Unfortunately, the issue of money in politics goes well beyond Citizens United. Indeed, Buckley v. Valeo may need to go, too. Moreover, no solution to it can come from Massachusetts. The Commonwealth cannot even impose rules on federal candidates here and regulators tread carefully where Massachusetts laws overlap with federal law.

If enacted, the question’s language creates a commission to investigate the role of money in politics and then propose amendments to the US Constitution. While this blog thinks the world of Massachusetts, it doesn’t run the country. We’re not sure where this will go.

That said, we urge a YES vote because Citizens United must go down and with it our gross laws about money in politics.
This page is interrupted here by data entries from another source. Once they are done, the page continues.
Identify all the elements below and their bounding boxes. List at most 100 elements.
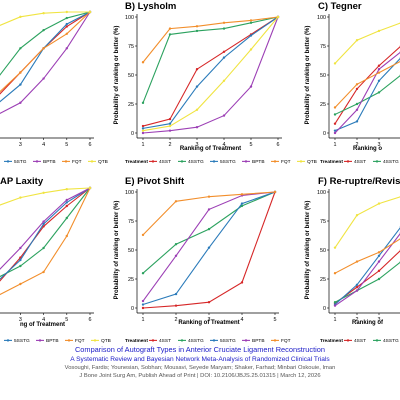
data-point-QTB <box>377 202 381 205</box>
data-point-4SSTG <box>377 91 381 94</box>
data-point-5SSTG <box>377 254 381 257</box>
y-tick-label: 75 <box>128 219 134 225</box>
caption-authors: Vosoughi, Fardis; Younesian, Sobhan; Mou… <box>64 365 336 371</box>
data-point-FQT <box>42 47 45 50</box>
data-point-QTB <box>168 124 172 128</box>
data-point-4SST <box>195 68 199 71</box>
legend-key-point <box>93 339 97 342</box>
legend-label: FQT <box>281 338 291 344</box>
data-point-FQT <box>377 251 381 254</box>
data-point-5SSTG <box>168 122 172 125</box>
legend-key-point <box>212 339 216 342</box>
data-point-5SSTG <box>333 129 337 132</box>
x-tick-label: 3 <box>378 142 381 148</box>
x-tick-label: 5 <box>274 317 277 323</box>
y-tick-label: 25 <box>320 102 326 108</box>
legend-key-point <box>151 339 155 342</box>
data-point-4SSTG <box>19 47 22 50</box>
data-point-BPTB <box>65 47 69 50</box>
legend-key-point <box>212 160 216 163</box>
y-axis-label: Probability of ranking or better (%) <box>305 26 311 125</box>
y-tick-label: 100 <box>317 190 326 196</box>
legend-label: 5SSTG <box>14 338 30 344</box>
series-line-4SSTG <box>0 11 91 76</box>
data-point-BPTB <box>168 129 172 132</box>
data-point-BPTB <box>141 131 145 135</box>
data-point-4SSTG <box>19 264 22 268</box>
legend-label: 4SSTG <box>383 338 399 344</box>
chart-panel-1: 3 4 5 6 5STG BPTB FQT QTB <box>0 10 108 165</box>
series-line-BPTB <box>0 11 91 115</box>
series-line-BPTB <box>0 187 91 270</box>
data-point-4SSTG <box>222 27 226 30</box>
data-point-5SSTG <box>65 22 69 26</box>
series-line-FQT <box>334 238 400 274</box>
data-point-5SSTG <box>249 34 253 37</box>
x-tick-label: 3 <box>19 317 22 323</box>
data-point-BPTB <box>42 220 45 223</box>
x-axis-label: Ranking of Treatment <box>180 146 241 152</box>
series-line-4SSTG <box>334 75 400 115</box>
legend-label: 5SSTG <box>220 159 236 165</box>
data-point-BPTB <box>65 198 69 202</box>
x-tick-label: 5 <box>65 142 68 148</box>
x-tick-label: 2 <box>175 317 178 323</box>
data-point-5SSTG <box>19 258 22 262</box>
series-line-QTB <box>334 22 400 64</box>
data-point-BPTB <box>141 299 145 303</box>
data-point-QTB <box>65 10 69 14</box>
series-group <box>333 195 400 307</box>
x-tick-label: 4 <box>223 142 226 148</box>
data-point-QTB <box>355 214 359 217</box>
x-tick-label: 5 <box>250 142 253 148</box>
y-axis-label: Probability of ranking or better (%) <box>114 26 120 125</box>
legend-title: Treatment <box>125 159 148 165</box>
y-tick-label: 25 <box>128 102 134 108</box>
chart-panel-4: 3 4 5 6 AP Laxity ng of Treatment 5SSTG BPTB FQT… <box>0 176 111 344</box>
data-point-BPTB <box>174 254 178 257</box>
series-line-4SST <box>142 16 279 127</box>
legend-label: FQT <box>72 159 82 165</box>
data-point-QTB <box>141 129 145 132</box>
data-point-5SSTG <box>355 120 359 123</box>
data-point-QTB <box>19 196 22 199</box>
legend-label: BPTB <box>46 338 59 344</box>
legend-key-point <box>346 160 350 163</box>
data-point-4SSTG <box>240 204 244 208</box>
y-tick-label: 50 <box>128 248 134 254</box>
data-point-QTB <box>377 29 381 33</box>
series-group <box>141 190 277 310</box>
data-point-QTB <box>222 79 226 83</box>
data-point-4SSTG <box>168 33 172 36</box>
chart-panel-5: 0 25 50 75 100 1 2 3 4 5 E) Pivot Shift Ranking of … <box>114 176 291 344</box>
data-point-FQT <box>195 25 199 28</box>
chart-panel-6: 0 25 50 75 100 1 2 3 F) Re-ruptre/Revision Rankin… <box>305 176 400 344</box>
data-point-4SST <box>141 306 145 310</box>
data-point-BPTB <box>377 68 381 71</box>
legend-label: 4SST <box>159 159 171 165</box>
data-point-FQT <box>19 71 22 74</box>
series-line-BPTB <box>334 51 400 134</box>
data-point-FQT <box>240 193 244 196</box>
legend-label: FQT <box>281 159 291 165</box>
legend-key-point <box>273 339 277 342</box>
series-line-FQT <box>334 60 400 108</box>
data-point-5SSTG <box>195 85 199 88</box>
data-point-FQT <box>333 106 337 109</box>
panel-title: AP Laxity <box>0 176 44 187</box>
chart-panel-3: 0 25 50 75 100 1 2 3 C) Tegner Ranking o Probabili… <box>305 1 400 165</box>
data-point-5SSTG <box>42 222 45 226</box>
x-tick-label: 1 <box>142 317 145 323</box>
y-tick-label: 0 <box>131 131 134 137</box>
series-line-FQT <box>142 16 279 63</box>
data-point-FQT <box>355 83 359 86</box>
data-point-5SSTG <box>222 56 226 59</box>
series-line-FQT <box>0 11 91 93</box>
legend-key-point <box>64 160 68 163</box>
x-tick-label: 1 <box>334 142 337 148</box>
legend-title: Treatment <box>320 159 343 165</box>
data-point-4SSTG <box>65 16 69 20</box>
legend-key-point <box>6 160 10 163</box>
y-tick-label: 75 <box>320 44 326 50</box>
data-point-4SSTG <box>174 243 178 246</box>
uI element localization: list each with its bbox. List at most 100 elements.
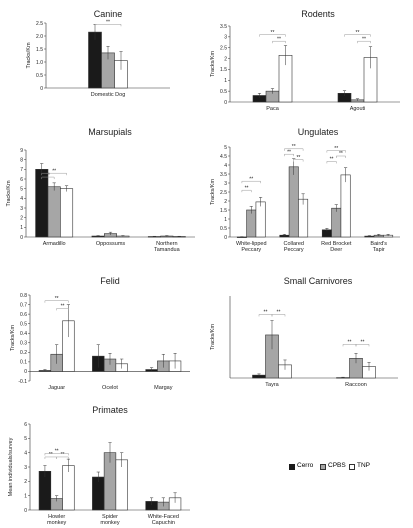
felid-y-tick-label: 0.6 — [20, 312, 27, 318]
canine-y-tick-label: 0 — [40, 86, 43, 92]
marsupials-bar-cpbs — [47, 186, 61, 238]
small-carnivores-significance-star: ** — [277, 310, 281, 316]
ungulates-y-tick-label: 3 — [224, 181, 227, 187]
rodents-significance-star: ** — [277, 36, 281, 42]
marsupials-y-tick-label: 7 — [20, 167, 23, 173]
legend: Cerro CPBS TNP — [289, 462, 409, 474]
canine-category-label: Domestic Dog — [91, 92, 126, 98]
ungulates-bar-cpbs — [331, 207, 342, 238]
primates-significance-star: ** — [55, 449, 59, 455]
rodents-significance-star: ** — [362, 36, 366, 42]
ungulates-y-label: Tracks/Km — [210, 179, 216, 205]
ungulates-category-label: Peccary — [241, 247, 261, 253]
ungulates-significance-star: ** — [249, 176, 253, 182]
rodents-category-label: Agouti — [350, 106, 366, 112]
felid-y-tick-label: 0.1 — [20, 360, 27, 366]
rodents-y-tick-label: 1 — [224, 78, 227, 84]
marsupials-y-tick-label: 6 — [20, 177, 23, 183]
ungulates-category-label: Red Brocket — [321, 241, 352, 247]
marsupials-category-label: Oppossums — [96, 241, 126, 247]
marsupials-category-label: Tamandua — [154, 247, 181, 253]
ungulates-y-tick-label: 0.5 — [220, 226, 227, 232]
canine-y-tick-label: 1.0 — [36, 60, 43, 66]
primates-y-tick-label: 5 — [24, 436, 27, 442]
felid-y-tick-label: 0.4 — [20, 331, 27, 337]
rodents-significance-star: ** — [271, 30, 275, 36]
ungulates-significance-bracket — [241, 189, 252, 193]
primates-category-label: White-Faced — [148, 514, 179, 520]
primates-y-tick-label: 1 — [24, 493, 27, 499]
legend-label-cpbs: CPBS — [328, 462, 346, 469]
ungulates-bar-tnp — [255, 201, 266, 238]
canine-significance-star: ** — [106, 20, 110, 26]
small-carnivores-significance-bracket — [355, 344, 370, 347]
canine-y-tick-label: 1.5 — [36, 47, 43, 53]
rodents-significance-bracket — [259, 34, 286, 37]
marsupials-significance-bracket — [41, 172, 67, 176]
ungulates-significance-bracket — [284, 153, 294, 157]
felid-y-tick-label: 0.8 — [20, 293, 27, 299]
small-carnivores-title: Small Carnivores — [284, 276, 353, 286]
ungulates-significance-bracket — [284, 148, 304, 151]
marsupials-y-tick-label: 1 — [20, 225, 23, 231]
ungulates-category-label: Peccary — [284, 247, 304, 253]
ungulates-y-tick-label: 4 — [224, 163, 227, 169]
ungulates-bar-cerro — [236, 236, 247, 238]
primates-bar-cerro — [38, 470, 52, 511]
rodents-y-tick-label: 1.5 — [220, 67, 227, 73]
marsupials-y-label: Tracks/Km — [6, 180, 12, 206]
small-carnivores-category-label: Tayra — [265, 382, 279, 388]
ungulates-y-tick-label: 0 — [224, 235, 227, 241]
marsupials-category-label: Northern — [156, 241, 177, 247]
felid-y-tick-label: 0.7 — [20, 302, 27, 308]
primates-category-label: Howler — [48, 514, 65, 520]
marsupials-significance-star: ** — [52, 168, 56, 174]
felid-category-label: Jaguar — [48, 385, 65, 391]
felid-y-tick-label: 0.5 — [20, 321, 27, 327]
ungulates-y-tick-label: 4.5 — [220, 154, 227, 160]
rodents-significance-bracket — [272, 40, 286, 44]
marsupials-title: Marsupials — [88, 127, 132, 137]
ungulates-significance-star: ** — [287, 149, 291, 155]
rodents-y-tick-label: 3 — [224, 35, 227, 41]
legend-swatch-tnp — [349, 464, 355, 470]
rodents-significance-bracket — [344, 34, 371, 37]
ungulates-category-label: Baird's — [370, 241, 387, 247]
marsupials-category-label: Armadillo — [43, 241, 66, 247]
primates-y-tick-label: 4 — [24, 450, 27, 456]
ungulates-significance-bracket — [326, 161, 337, 164]
ungulates-category-label: Collared — [284, 241, 304, 247]
marsupials-y-tick-label: 5 — [20, 186, 23, 192]
marsupials-y-tick-label: 9 — [20, 148, 23, 154]
felid-significance-star: ** — [61, 304, 65, 310]
rodents-y-tick-label: 0 — [224, 100, 227, 106]
marsupials-y-tick-label: 2 — [20, 215, 23, 221]
marsupials-bar-tnp — [60, 188, 74, 238]
small-carnivores-significance-star: ** — [264, 310, 268, 316]
ungulates-y-tick-label: 2.5 — [220, 190, 227, 196]
felid-y-tick-label: 0 — [24, 369, 27, 375]
marsupials-y-tick-label: 3 — [20, 206, 23, 212]
ungulates-bar-cpbs — [288, 166, 299, 238]
legend-label-cerro: Cerro — [297, 462, 314, 469]
primates-significance-bracket — [44, 453, 69, 456]
ungulates-significance-star: ** — [330, 157, 334, 163]
small-carnivores-significance-star: ** — [361, 340, 365, 346]
felid-category-label: Ocelot — [102, 385, 118, 391]
rodents-y-tick-label: 0.5 — [220, 89, 227, 95]
marsupials-y-tick-label: 8 — [20, 157, 23, 163]
ungulates-significance-bracket — [293, 159, 304, 162]
primates-y-tick-label: 0 — [24, 508, 27, 514]
canine-bar-cerro — [88, 31, 102, 89]
legend-swatch-cerro — [289, 464, 295, 470]
canine-y-label: Tracks/Km — [26, 42, 32, 68]
felid-significance-star: ** — [55, 296, 59, 302]
ungulates-category-label: White-lipped — [236, 241, 267, 247]
ungulates-bar-tnp — [298, 198, 309, 238]
ungulates-significance-star: ** — [296, 155, 300, 161]
ungulates-y-tick-label: 3.5 — [220, 172, 227, 178]
primates-significance-star: ** — [49, 452, 53, 458]
felid-y-tick-label: -0.1 — [18, 379, 27, 385]
felid-category-label: Margay — [154, 385, 173, 391]
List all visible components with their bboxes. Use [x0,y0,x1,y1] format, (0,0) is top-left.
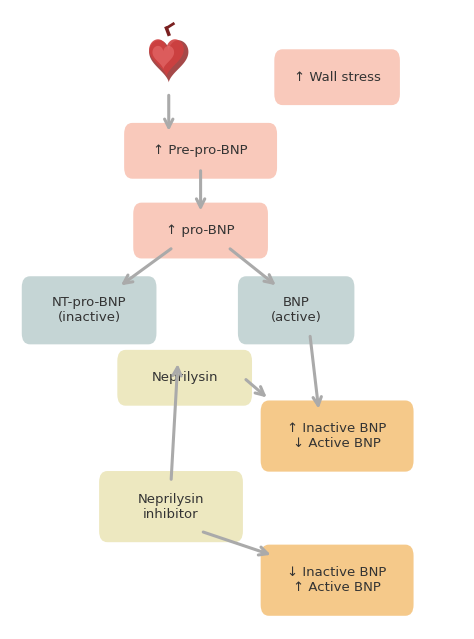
FancyBboxPatch shape [261,401,413,472]
FancyBboxPatch shape [238,276,355,344]
FancyBboxPatch shape [124,123,277,179]
PathPatch shape [149,39,184,77]
PathPatch shape [149,40,188,82]
FancyBboxPatch shape [274,49,400,105]
Text: NT-pro-BNP
(inactive): NT-pro-BNP (inactive) [52,296,127,325]
PathPatch shape [153,46,174,69]
Text: ↑ Inactive BNP
↓ Active BNP: ↑ Inactive BNP ↓ Active BNP [287,422,387,450]
FancyBboxPatch shape [99,471,243,542]
Text: BNP
(active): BNP (active) [271,296,321,325]
Text: Neprilysin: Neprilysin [151,371,218,384]
Text: ↑ Pre-pro-BNP: ↑ Pre-pro-BNP [153,144,248,157]
Text: Neprilysin
inhibitor: Neprilysin inhibitor [138,493,204,521]
Text: ↑ Wall stress: ↑ Wall stress [294,71,381,84]
FancyBboxPatch shape [118,350,252,406]
Text: ↑ pro-BNP: ↑ pro-BNP [166,224,235,237]
FancyBboxPatch shape [133,203,268,258]
FancyBboxPatch shape [261,544,413,616]
Text: ↓ Inactive BNP
↑ Active BNP: ↓ Inactive BNP ↑ Active BNP [287,566,387,594]
FancyBboxPatch shape [22,276,156,344]
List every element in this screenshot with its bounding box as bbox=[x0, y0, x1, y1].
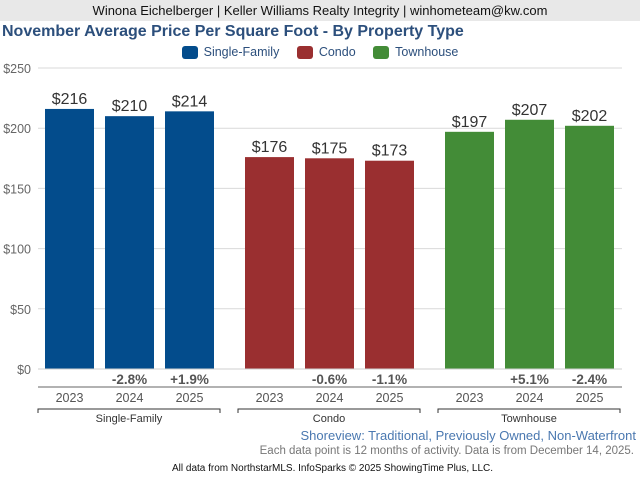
x-tick-label: 2025 bbox=[376, 391, 404, 405]
data-label: $197 bbox=[452, 114, 488, 131]
change-label: -1.1% bbox=[372, 372, 407, 387]
chart-title: November Average Price Per Square Foot -… bbox=[2, 23, 464, 40]
group-label: Townhouse bbox=[501, 413, 557, 425]
y-tick-label: $150 bbox=[3, 182, 31, 196]
data-label: $216 bbox=[52, 91, 88, 108]
bar-condo-2023 bbox=[245, 157, 294, 369]
data-label: $202 bbox=[572, 108, 608, 125]
change-label: +5.1% bbox=[510, 372, 549, 387]
change-label: -2.8% bbox=[112, 372, 147, 387]
legend-swatch-single-family bbox=[181, 45, 198, 59]
group-label: Condo bbox=[313, 413, 345, 425]
bar-single-family-2023 bbox=[45, 108, 94, 369]
x-tick-label: 2025 bbox=[176, 391, 204, 405]
bar-townhouse-2023 bbox=[445, 131, 494, 369]
bar-single-family-2024 bbox=[105, 116, 154, 369]
x-tick-label: 2024 bbox=[316, 391, 344, 405]
x-tick-label: 2023 bbox=[456, 391, 484, 405]
y-tick-label: $50 bbox=[10, 303, 31, 317]
group-bracket bbox=[437, 408, 621, 413]
x-tick-label: 2024 bbox=[516, 391, 544, 405]
group-bracket bbox=[237, 408, 421, 413]
legend-swatch-townhouse bbox=[373, 45, 390, 59]
x-tick-label: 2023 bbox=[256, 391, 284, 405]
legend-item-condo[interactable]: Condo bbox=[296, 45, 356, 59]
data-label: $207 bbox=[512, 102, 548, 119]
data-label: $176 bbox=[252, 139, 288, 156]
change-label: -0.6% bbox=[312, 372, 347, 387]
change-label: -2.4% bbox=[572, 372, 607, 387]
bar-condo-2024 bbox=[305, 158, 354, 369]
legend-label: Condo bbox=[318, 45, 356, 59]
data-label: $175 bbox=[312, 140, 348, 157]
legend-item-single-family[interactable]: Single-Family bbox=[181, 45, 280, 59]
y-tick-label: $200 bbox=[3, 122, 31, 136]
y-tick-label: $100 bbox=[3, 243, 31, 257]
group-label: Single-Family bbox=[96, 413, 163, 425]
data-credit: All data from NorthstarMLS. InfoSparks ©… bbox=[172, 463, 494, 474]
data-label: $214 bbox=[172, 93, 208, 110]
bar-townhouse-2025 bbox=[565, 125, 614, 370]
agent-banner: Winona Eichelberger | Keller Williams Re… bbox=[0, 0, 640, 21]
data-note: Each data point is 12 months of activity… bbox=[259, 445, 634, 457]
change-label: +1.9% bbox=[170, 372, 209, 387]
bar-condo-2025 bbox=[365, 160, 414, 369]
data-label: $173 bbox=[372, 143, 408, 160]
x-tick-label: 2025 bbox=[576, 391, 604, 405]
legend-swatch-condo bbox=[296, 45, 313, 59]
legend-item-townhouse[interactable]: Townhouse bbox=[373, 45, 458, 59]
chart-legend: Single-Family Condo Townhouse bbox=[0, 45, 640, 62]
y-tick-label: $0 bbox=[17, 363, 31, 377]
bar-townhouse-2024 bbox=[505, 119, 554, 369]
legend-label: Townhouse bbox=[395, 45, 459, 59]
x-tick-label: 2024 bbox=[116, 391, 144, 405]
y-tick-label: $250 bbox=[3, 62, 31, 76]
legend-label: Single-Family bbox=[203, 45, 280, 59]
data-label: $210 bbox=[112, 98, 148, 115]
chart-subtitle: Shoreview: Traditional, Previously Owned… bbox=[300, 428, 637, 443]
bar-single-family-2025 bbox=[165, 111, 214, 370]
x-tick-label: 2023 bbox=[56, 391, 84, 405]
group-bracket bbox=[37, 408, 221, 413]
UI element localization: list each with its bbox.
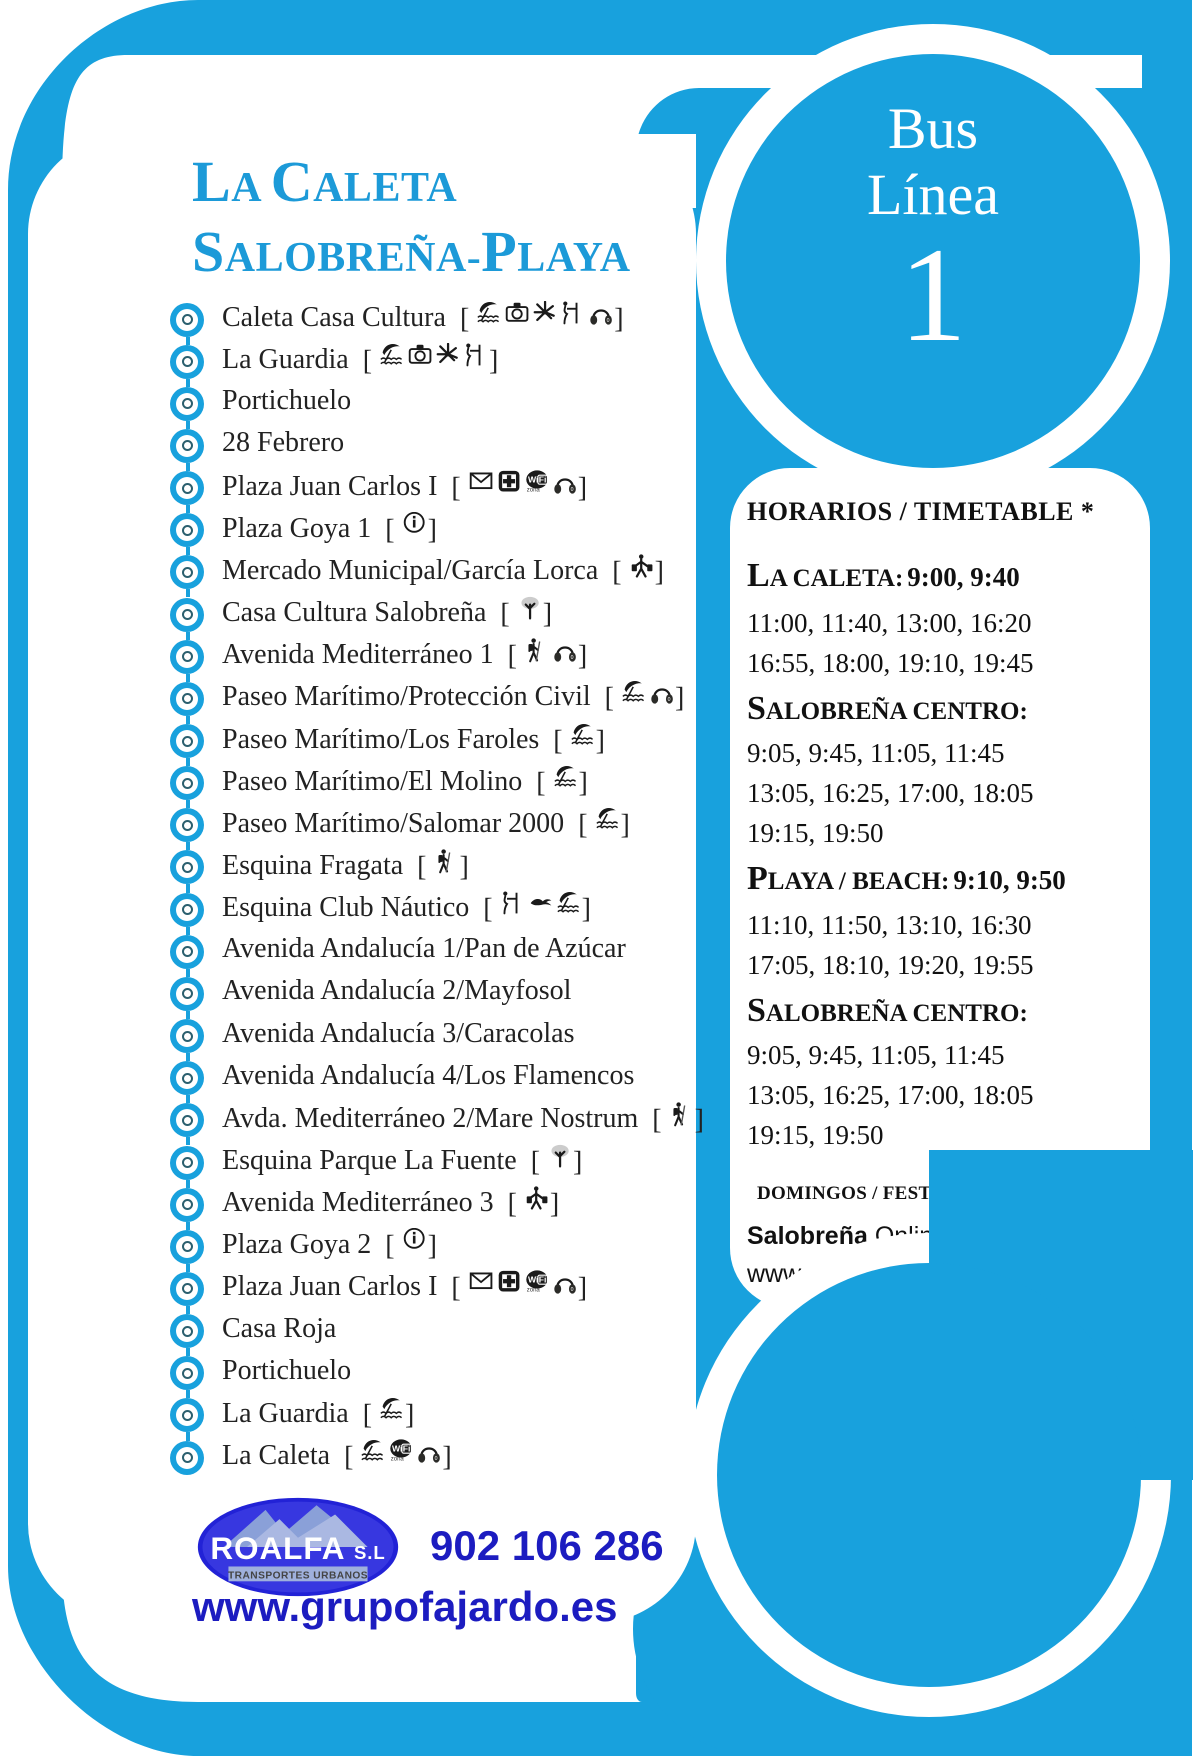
svg-text:TRANSPORTES URBANOS: TRANSPORTES URBANOS: [228, 1571, 368, 1582]
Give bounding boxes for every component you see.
Question 3: Transgender Anti-Discrimination Protections

We can’t go back. (WMassP&I)

Of the three, this question is probably the most crucial.  A Yes vote will affirm the commonwealth’s commitment equality. In 2016, Massachusetts expanded its anti-discrimination laws to cover discrimination against transgender individuals in public accommodations. This would cover many areas of society including use of restaurants, patronage of stores, and membership in some institutions.

Opponents of the bills, who often wretchedly deride the legislation as a “bathroom bill,” invoke the specter of assaults in lavatories to justify opposition. These forces organized a citizens’ veto of the bill and hence the odd situation wherein voters must cast an affirmative “YES” vote to sustain the law.

The arguments in favor are clear. People must be able to access to the full spectrum of society without facing discrimination for who they are. Gender identity may be difficult to fully appreciate for the cisgender, but the science and research show it is no more a choice than being gay. Gender is not the same as sex and one’s full determination of the former is not grounds for discrimination.

While reasonable people may not understand what transgender is, opponents’ arguments against are caked in bigotry. They do not invoke transmen or transwomen refused service at a restaurant or before a municipal body. They invoke would-be criminals using the law as a shield to invade restrooms and assault people. It’s absurd and not unlike the argument gays and lesbians could not be teachers or that blacks and whites need to be segregated.

Although Massachusetts has become a socially accepting place, it is not universally such. The opposition is largely faceless lacking standout leaders who, in another time, may have been pied.

It is shameful that we have been compelled to vote on the civil rights of our friends, family and neighbors. But the question is before us and we must do what is right.

We shall not dwell on this any further. The vote for equality in our society is on the ballot. We heartily urge a YES vote on Question 3.